本實驗以離子束濺鍍系統成長Co：ITO之稀磁性半導體，並且加入MgO緩衝層改變樣品內部的結構，藉此得到結構缺陷或者是電性表現與磁性的相依性。實驗結果發現，加入MgO緩衝層的Co：ITO薄膜結構轉為以多晶的型態存在，相較於沒有MgO緩衝層的非晶樣品，在電性及光學性質上都有較優良的表現。對應其鐵磁性行為的結果發現，電性與磁性之間的趨勢並不符合自由載子引致之磁性來源，反而與缺陷所提供之束縛及化子模型關係較為一致，因此本系統之Co：ITO薄膜磁性來源應為缺陷所提供之束縛極化子所引致。
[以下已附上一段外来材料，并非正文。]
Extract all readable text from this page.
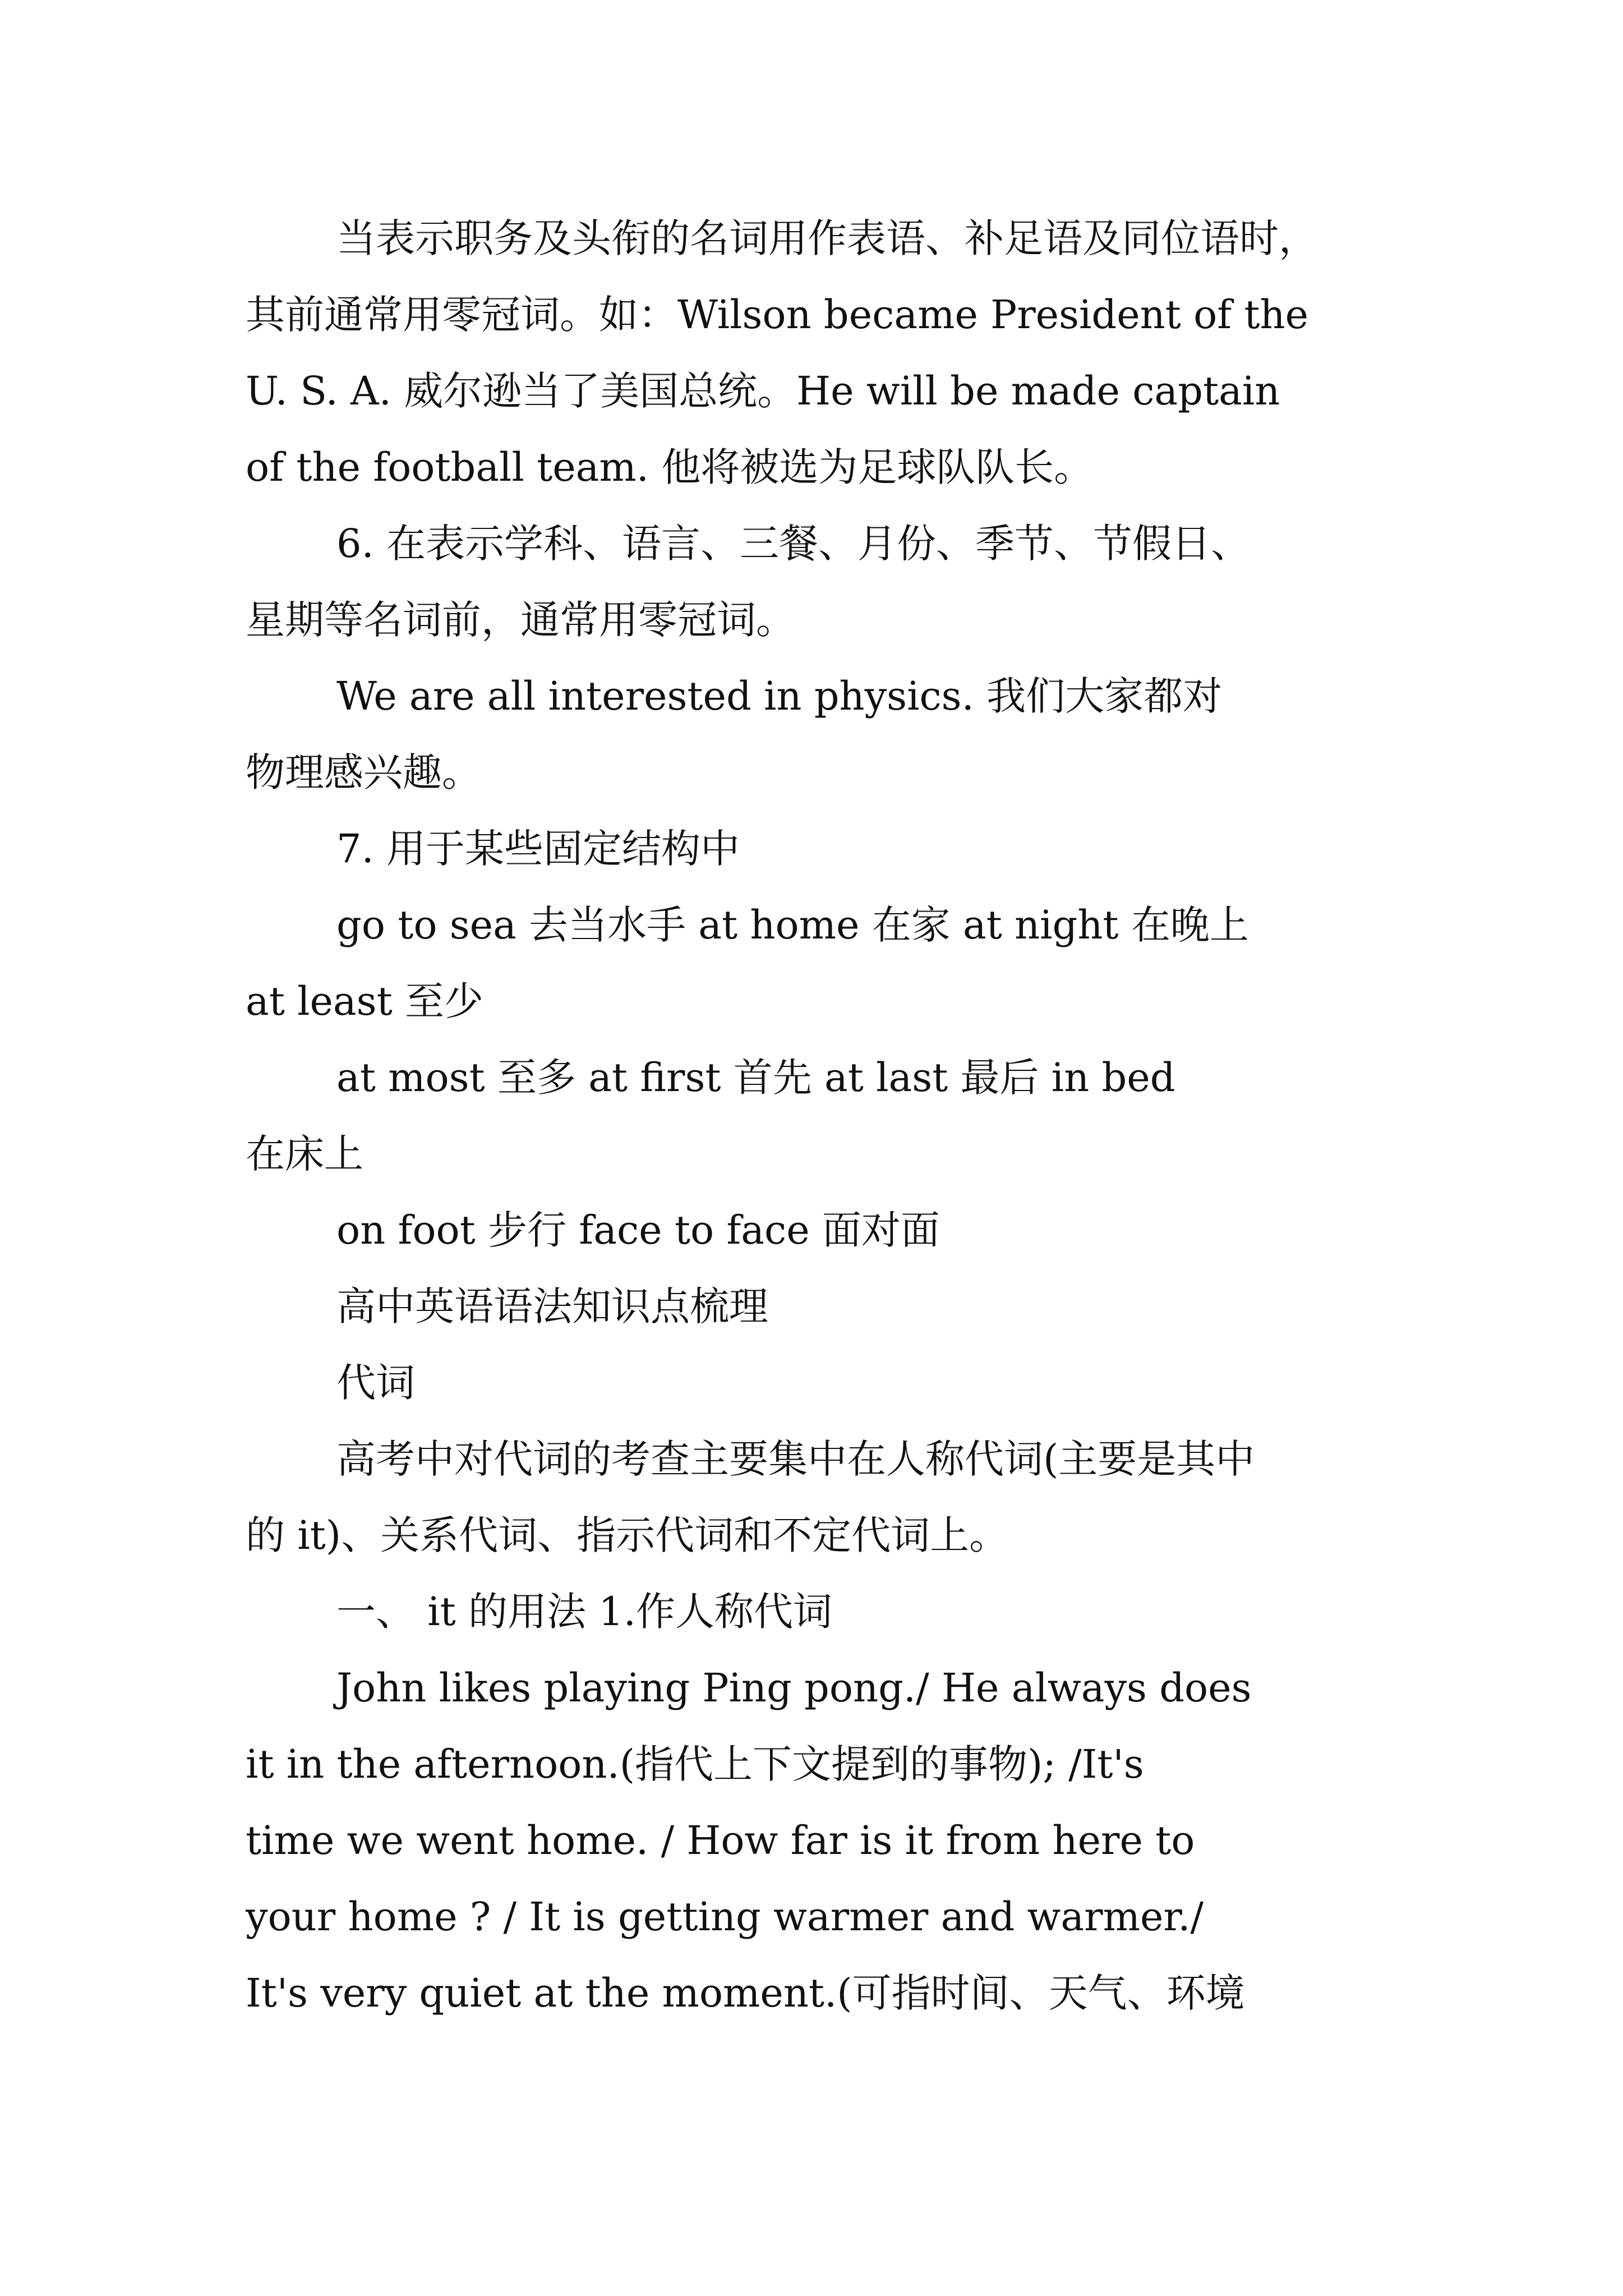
当表示职务及头衔的名词用作表语、补足语及同位语时，
其前通常用零冠词。如：Wilson became President of the
U. S. A. 威尔逊当了美国总统。He will be made captain
of the football team. 他将被选为足球队队长。
6. 在表示学科、语言、三餐、月份、季节、节假日、
星期等名词前，通常用零冠词。
We are all interested in physics. 我们大家都对
物理感兴趣。
7. 用于某些固定结构中
go to sea 去当水手 at home 在家 at night 在晚上
at least 至少
at most 至多 at first 首先 at last 最后 in bed
在床上
on foot 步行 face to face 面对面
高中英语语法知识点梳理
代词
高考中对代词的考查主要集中在人称代词(主要是其中
的 it)、关系代词、指示代词和不定代词上。
一、 it 的用法 1.作人称代词
John likes playing Ping pong./ He always does
it in the afternoon.(指代上下文提到的事物); /It's
time we went home. / How far is it from here to
your home ? / It is getting warmer and warmer./
It's very quiet at the moment.(可指时间、天气、环境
In this thesis, Co:ITO diluted magnetic semiconductor (DMS) is fabricated by ion beam sputter (IBS) system, and MgO is utilized as a buffer layer to improve the crystal structure. By changing the structure of Co:ITO thin films to observe the relation between defects / electrical properties and magnetism. From the analysis of experimental result, the samples with MgO buffer layer are polycrystalline and have batter electrical or optical properties compared to that without MgO buffer layer. The trend of electrical properties correspond to the trend of magnetic properties is not insistent with “Itinerant Ferromagnetism” model, however, the trend of defect and magnetism is more correlated with “Bound Magnetron polaron” model. It confirms that the origin of magnetism in Co:ITO system is owing to the bound polaron induced by defect.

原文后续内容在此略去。